The totality of the circumstances analysis of § 707(b)(3)(B) is a fact sensitive and fact intensive inquiry. To successfully challenge particular expenses, the U.S. Trustee must prove that they are not actual, reasonable or necessary, and to answer those questions the court needs to know more than just how much the challenged expenses may be. The court must have something against which they can be measured. The evidence should also indicate what the expense is for, whether there are alternatives to it and how much those alternatives may cost. Only then can we determine whether the expenses are appropriate; whether they are reasonable and necessary. There is also a more fundamental question that needs to be addressed: "Reasonable and necessary to what?" Meeting the debtor's present needs? Upcoming vacation plans? Long term financial goals? Peace in the Middle East? An expense that is reasonably necessary for one purpose may be completely irrelevant to another. You need to know where you are going before you can figure out how to get there; so how that fundamental question is answered will have a significant impact on the analysis that follows.
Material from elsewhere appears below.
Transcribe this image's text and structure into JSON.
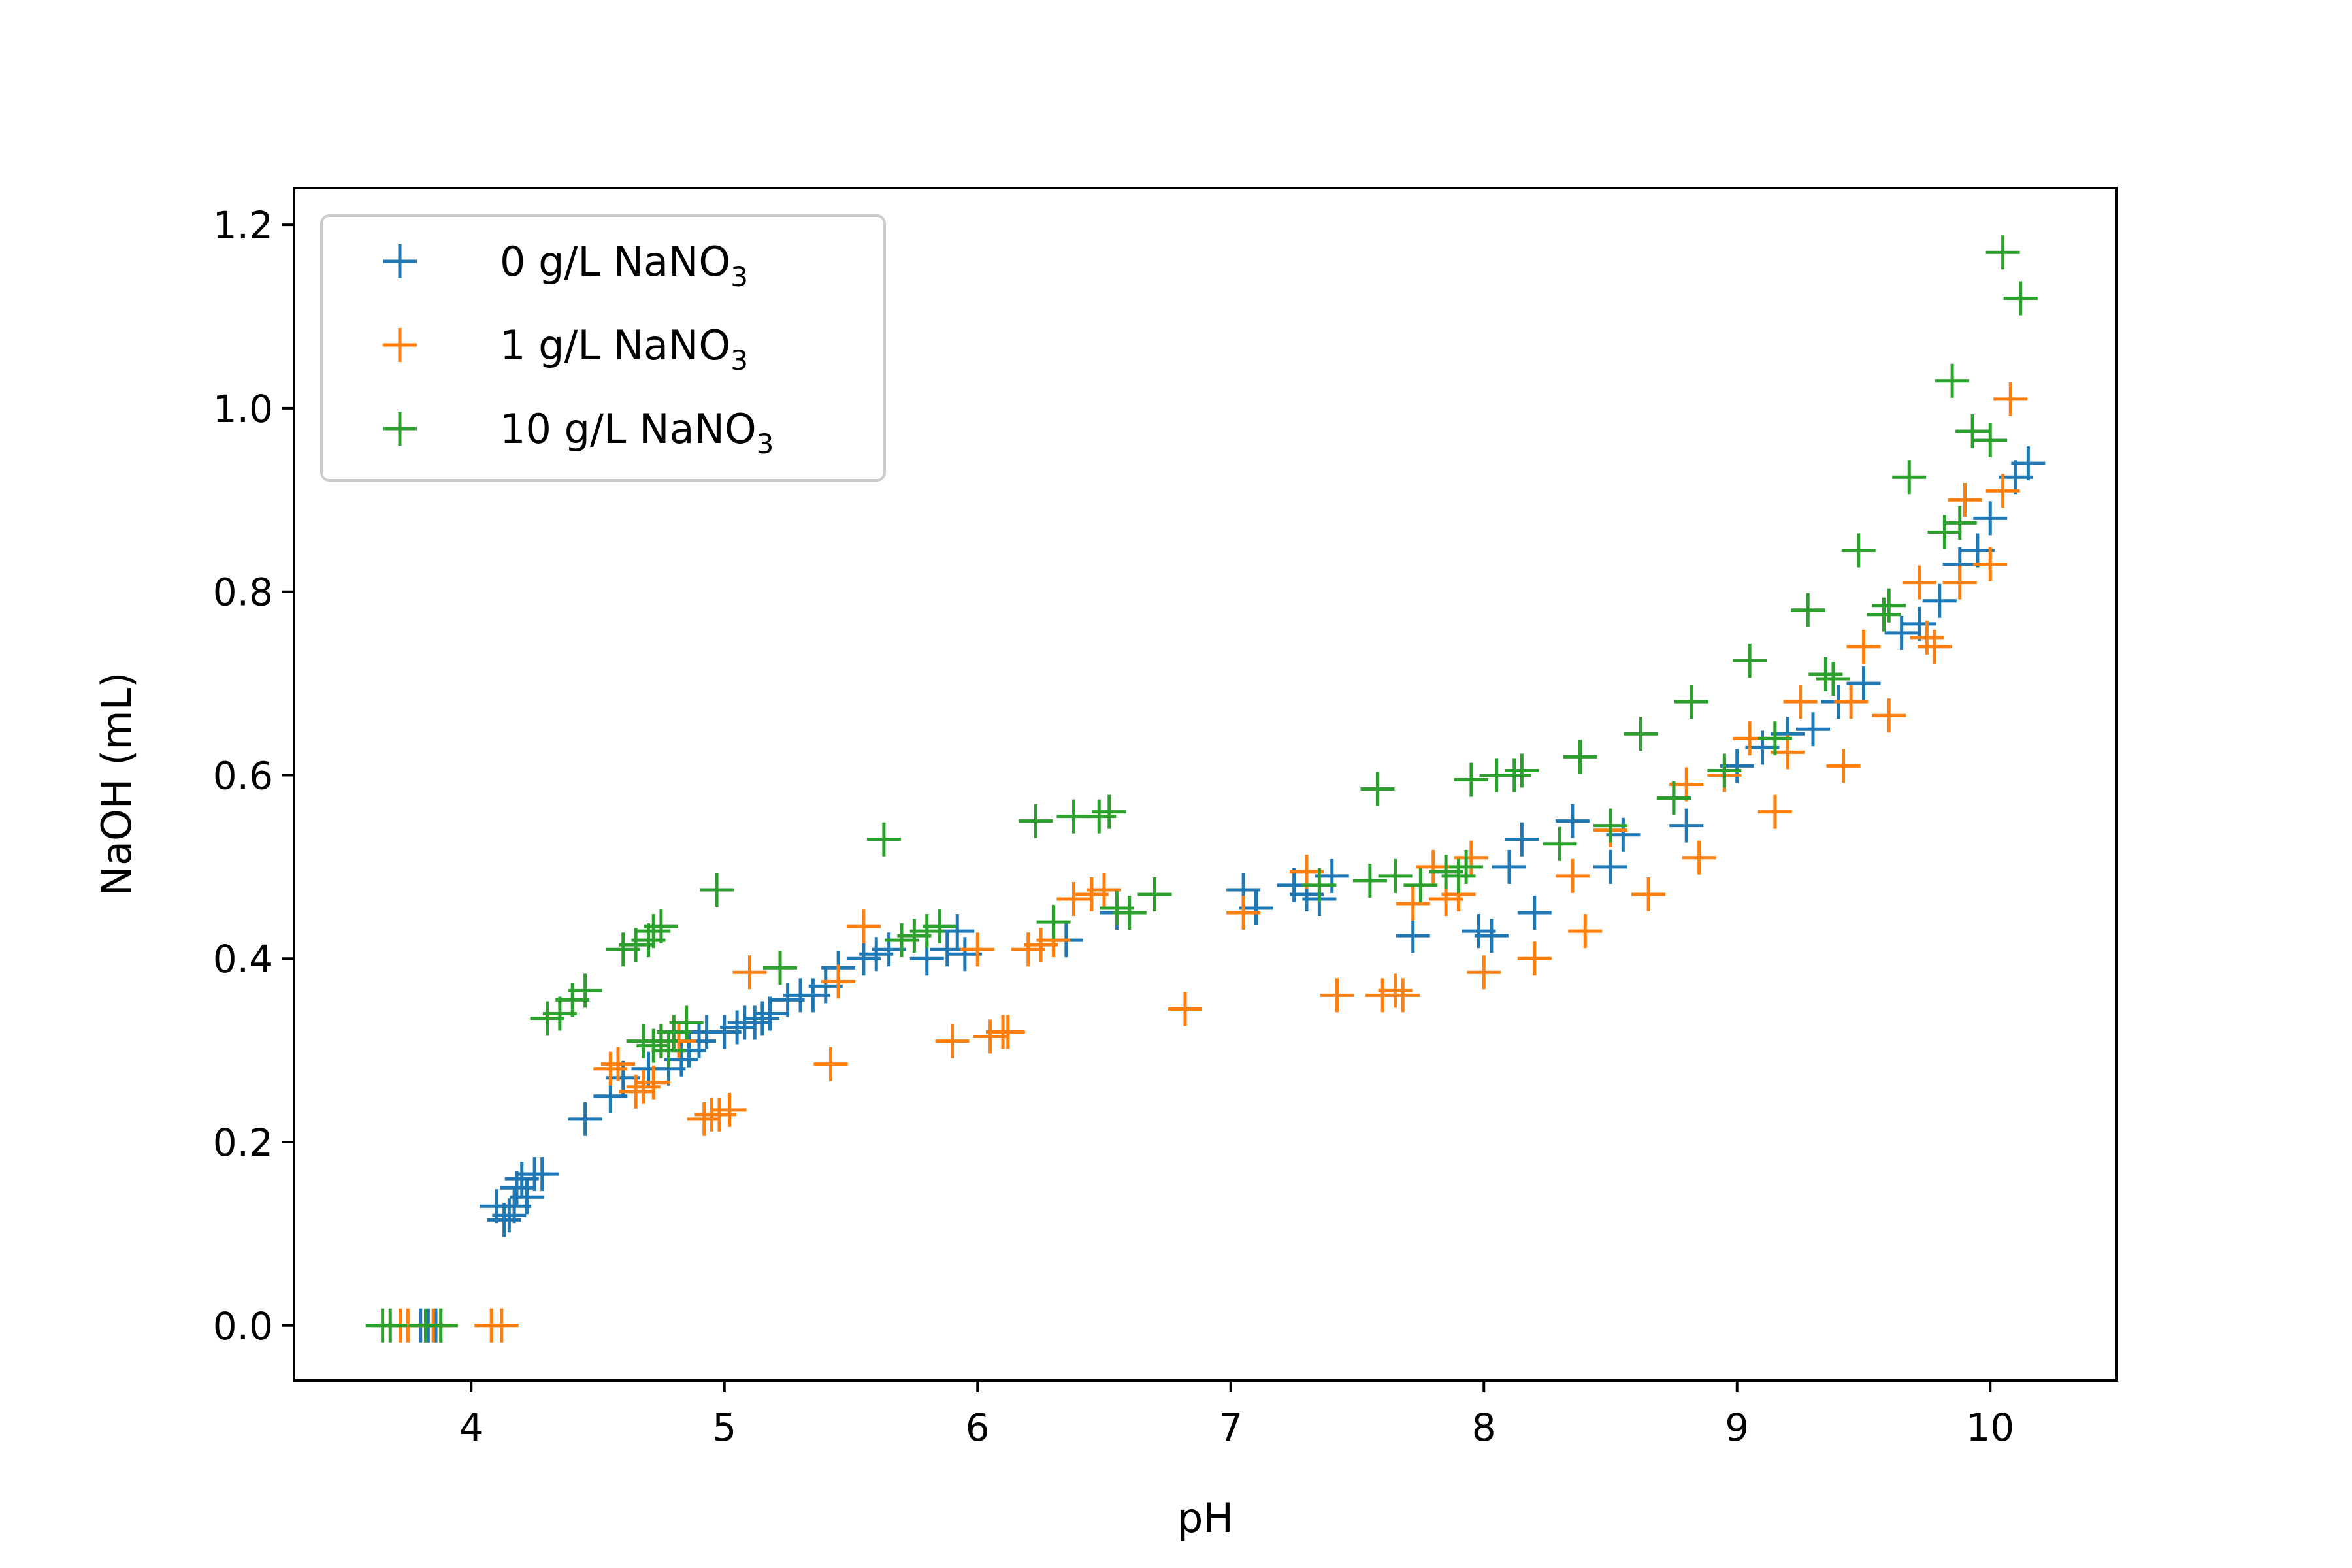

The facts the court has been given regarding the challenged expenses are not
So, operating on what the stipulated facts do indicate, we know that, after the $826 car loan is fully paid, the debtor will have $200 per month available to pay unsecured creditors. While we may suspect that the other expenses in question (cell phone, cable/phone and 401(k) contribution) are high, those suspicions are not evidence and should not be substituted for competent evidence of their reasonable necessity; as a result, the U.S. Trustee has failed to prove that they are not reasonable or necessary. Nonetheless, the $200 per month that will soon become available is more than what is needed to pay unsecured creditors at least 25% of their claims and that ability, without more, is sufficient to make this case an abuse of chapter 7.
The U.S. Trustee's motion will be GRANTED and this case will be DISMISSED without further notice or hearing, unless, within fourteen days of this date, the debtor voluntarily converts to chapter 13.